Long on USD/CAD As Daily Chart Points to a Bullish Reversal
Risk sentiment has been negative for more than a year, as central banks kept raising interest rates, which has been keeping risk assets such as commodity dollars retreating. Earlier this year the sentiment was improving as the FED was giving signals of stopping rate hikes, but since July the decline in risk assets has resumed, with the FED giving signals for one more hike and keeping rates at elevated levels for longer.
USD/CAD increased from around 1.31 to 1.37, as the USD benefited from such an environment. But in the last two weeks, we have seen an advance in commodity dollars and a retreat in the USD. The advance was more pronounced in the CAD, which also benefited from the surge in Oil prices, as WTI surged to $93.

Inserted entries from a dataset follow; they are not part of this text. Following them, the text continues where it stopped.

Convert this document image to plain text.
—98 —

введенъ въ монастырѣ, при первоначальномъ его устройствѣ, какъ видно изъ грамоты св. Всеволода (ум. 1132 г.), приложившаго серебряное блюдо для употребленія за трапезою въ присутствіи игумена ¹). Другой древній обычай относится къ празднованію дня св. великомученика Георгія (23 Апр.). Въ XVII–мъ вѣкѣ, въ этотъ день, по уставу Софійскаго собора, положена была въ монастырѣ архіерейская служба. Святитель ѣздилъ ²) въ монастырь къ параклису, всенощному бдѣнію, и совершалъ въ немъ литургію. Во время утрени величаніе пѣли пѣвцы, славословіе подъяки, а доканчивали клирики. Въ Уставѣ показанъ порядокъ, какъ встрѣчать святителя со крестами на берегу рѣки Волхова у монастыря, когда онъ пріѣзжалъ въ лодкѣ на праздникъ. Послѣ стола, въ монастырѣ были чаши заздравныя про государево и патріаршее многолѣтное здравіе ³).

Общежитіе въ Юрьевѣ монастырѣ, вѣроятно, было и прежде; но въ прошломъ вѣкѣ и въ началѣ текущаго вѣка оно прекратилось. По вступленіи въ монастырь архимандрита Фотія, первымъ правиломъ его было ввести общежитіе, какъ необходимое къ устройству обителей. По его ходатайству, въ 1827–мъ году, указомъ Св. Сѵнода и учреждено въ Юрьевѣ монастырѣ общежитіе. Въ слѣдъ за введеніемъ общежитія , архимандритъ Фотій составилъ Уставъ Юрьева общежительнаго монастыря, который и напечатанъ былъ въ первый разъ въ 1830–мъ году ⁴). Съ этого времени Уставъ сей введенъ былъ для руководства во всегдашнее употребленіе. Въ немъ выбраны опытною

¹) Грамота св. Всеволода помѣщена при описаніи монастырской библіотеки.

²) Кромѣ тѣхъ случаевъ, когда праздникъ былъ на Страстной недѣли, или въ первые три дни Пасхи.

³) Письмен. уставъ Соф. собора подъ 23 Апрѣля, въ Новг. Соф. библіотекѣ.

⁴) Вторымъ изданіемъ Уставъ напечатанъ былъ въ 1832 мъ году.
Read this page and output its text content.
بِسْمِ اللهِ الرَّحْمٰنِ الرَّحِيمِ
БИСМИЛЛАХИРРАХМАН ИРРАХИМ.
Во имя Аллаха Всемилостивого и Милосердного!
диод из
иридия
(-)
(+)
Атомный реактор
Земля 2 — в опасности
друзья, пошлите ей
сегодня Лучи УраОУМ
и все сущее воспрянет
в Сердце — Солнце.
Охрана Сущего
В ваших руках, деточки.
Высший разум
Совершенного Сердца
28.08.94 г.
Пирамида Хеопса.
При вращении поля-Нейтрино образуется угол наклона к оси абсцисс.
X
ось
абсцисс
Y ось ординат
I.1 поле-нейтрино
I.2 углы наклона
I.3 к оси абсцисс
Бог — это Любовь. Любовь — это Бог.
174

The situation in China seems to be improving after the economic woes we saw, with huge bankruptcies in the property industry, while manufacturing and services also contracted. However, there has been government involvement and we are seeing some progress there as well. This month’s industrial output, manufacturing, and retail sales figures broke the downward trend, with the latter indicating strong domestic demand.
USD/CAD retreated around 3 cents lower and pierced below 1.34 and the moving averages, although there was no close below there. The daily candlesticks all closed above the moving averages which shows buying pressure around the 1.34 zone while can see a couple of doji/hammer candlesticks which are bullish reversing signals.
Besides that the price is oversold on the daily timeframe, as the stochastic indicator shows, so we decided to go long on this pair and open a long-term buy USD/CAD signal at the 50 SMA. Crude Oil also retreated more than 5 cents lower last week, which shows that sellers are starting to come in as we approach the $100 level in US WTI . So, a bullish reversing chart pattern is forming up in USD/CAD and we are long already.